Host-based backup of VMware vSphere VMs.
Post Reply
gfdos.sys
Influencer
Posts: 10
Liked: 1 time
Joined: Nov 01, 2017 3:31 pm
Full Name: Gabriel Fischer
Contact:

Any Word on NVMe Replication (vSphere 6.5 + B&R 9.5U2)

Post by gfdos.sys »

After the B&R 9.5U1 announcement https://www.veeam.com/kb2222
Virtual hardware version 13 support. vSphere 6.5 introduces the new VM hardware version which increases some configuration maximums and adds ability to add NVMe controllers to a VM. This update adds ability to process such VMs.

Using Veeam Backup 9.5U2 a windows vm with a virtual NVMe controler backups fine.
However if trying a Replication Job, the initial replication works, but subsequent Replication incrementals always fail.
I get virtual NVMe is a new feature in vSphere 6.5, but if it doesn't work with Backup *AND* Replication, why call attention to it as a feature that is supported in the 9.5U1 announcement?

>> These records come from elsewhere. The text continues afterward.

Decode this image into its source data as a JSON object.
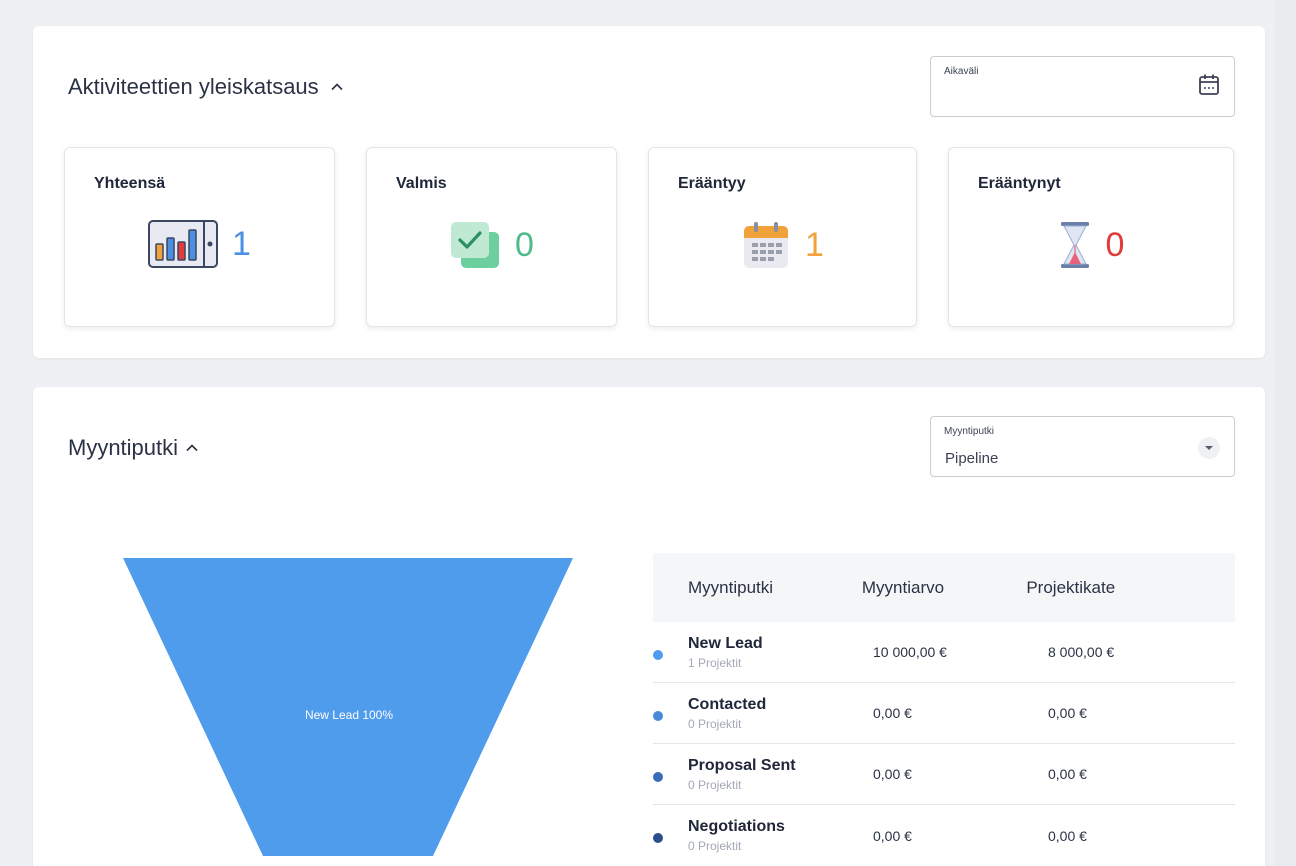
{
  "activities": {
    "title": "Aktiviteettien yleiskatsaus",
    "date_range": {
      "label": "Aikaväli",
      "value": ""
    },
    "cards": [
      {
        "title": "Yhteensä",
        "value": "1",
        "color": "#4a90e2",
        "icon": "bar-chart-icon"
      },
      {
        "title": "Valmis",
        "value": "0",
        "color": "#4fba8a",
        "icon": "checkbox-icon"
      },
      {
        "title": "Erääntyy",
        "value": "1",
        "color": "#f2a23a",
        "icon": "calendar-icon"
      },
      {
        "title": "Erääntynyt",
        "value": "0",
        "color": "#e23b3b",
        "icon": "hourglass-icon"
      }
    ]
  },
  "pipeline": {
    "title": "Myyntiputki",
    "select": {
      "label": "Myyntiputki",
      "value": "Pipeline"
    },
    "funnel_label": "New Lead 100%",
    "funnel_color": "#4f9ced",
    "table": {
      "headers": [
        "Myyntiputki",
        "Myyntiarvo",
        "Projektikate"
      ],
      "rows": [
        {
          "name": "New Lead",
          "sub": "1 Projektit",
          "value": "10 000,00 €",
          "margin": "8 000,00 €",
          "dot": "#4f9ced"
        },
        {
          "name": "Contacted",
          "sub": "0 Projektit",
          "value": "0,00 €",
          "margin": "0,00 €",
          "dot": "#4a8ad8"
        },
        {
          "name": "Proposal Sent",
          "sub": "0 Projektit",
          "value": "0,00 €",
          "margin": "0,00 €",
          "dot": "#3a6db8"
        },
        {
          "name": "Negotiations",
          "sub": "0 Projektit",
          "value": "0,00 €",
          "margin": "0,00 €",
          "dot": "#2b4f8e"
        }
      ]
    }
  }
}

Warning -- for now Backup for vms with virtual NVMe works but Replication does not.
(note: this is on vsphere 6.5U1 with the patch found here: https://kb.vmware.com/s/article/2151061?language=en_US
with Veeam Backup 9.5U2)
foggy
Veeam Software
Posts: 21069
Liked: 2115 times
Joined: Jul 11, 2011 10:22 am
Full Name: Alexander Fogelson
Contact:

Re: Any Word on NVMe Replication (vSphere 6.5 + B&R 9.5U2)

Post by foggy »

Hi Gabriel, do you have a support case ID for this issue?
gfdos.sys
Influencer
Posts: 10
Liked: 1 time
Joined: Nov 01, 2017 3:31 pm
Full Name: Gabriel Fischer
Contact:

Re: Any Word on NVMe Replication (vSphere 6.5 + B&R 9.5U2)

Post by gfdos.sys » 1 person likes this post

Case #02333485
Level 2 engineer looking at it. Apparently 2 other cases open right now.
In my case and one other case the "solution" was use SCSI not NVMe.
Waiting to hear back what they told the other case.

Figured I'd ask here and give the warning of what we are running into.

NVMe on top of HCI infrastructure is sweet, and gave us a nice performance boost. We are using DataCore VirtualSAN, so it is doing auto tiering of our SAS SSD and SAS SCSI, so why add extra "baggage" of scsi virtually?
Physical NVMe has a high cost, but if we already have the performance with HCI, it makes total sense. Only thing holding us back is the Replication needed for DR.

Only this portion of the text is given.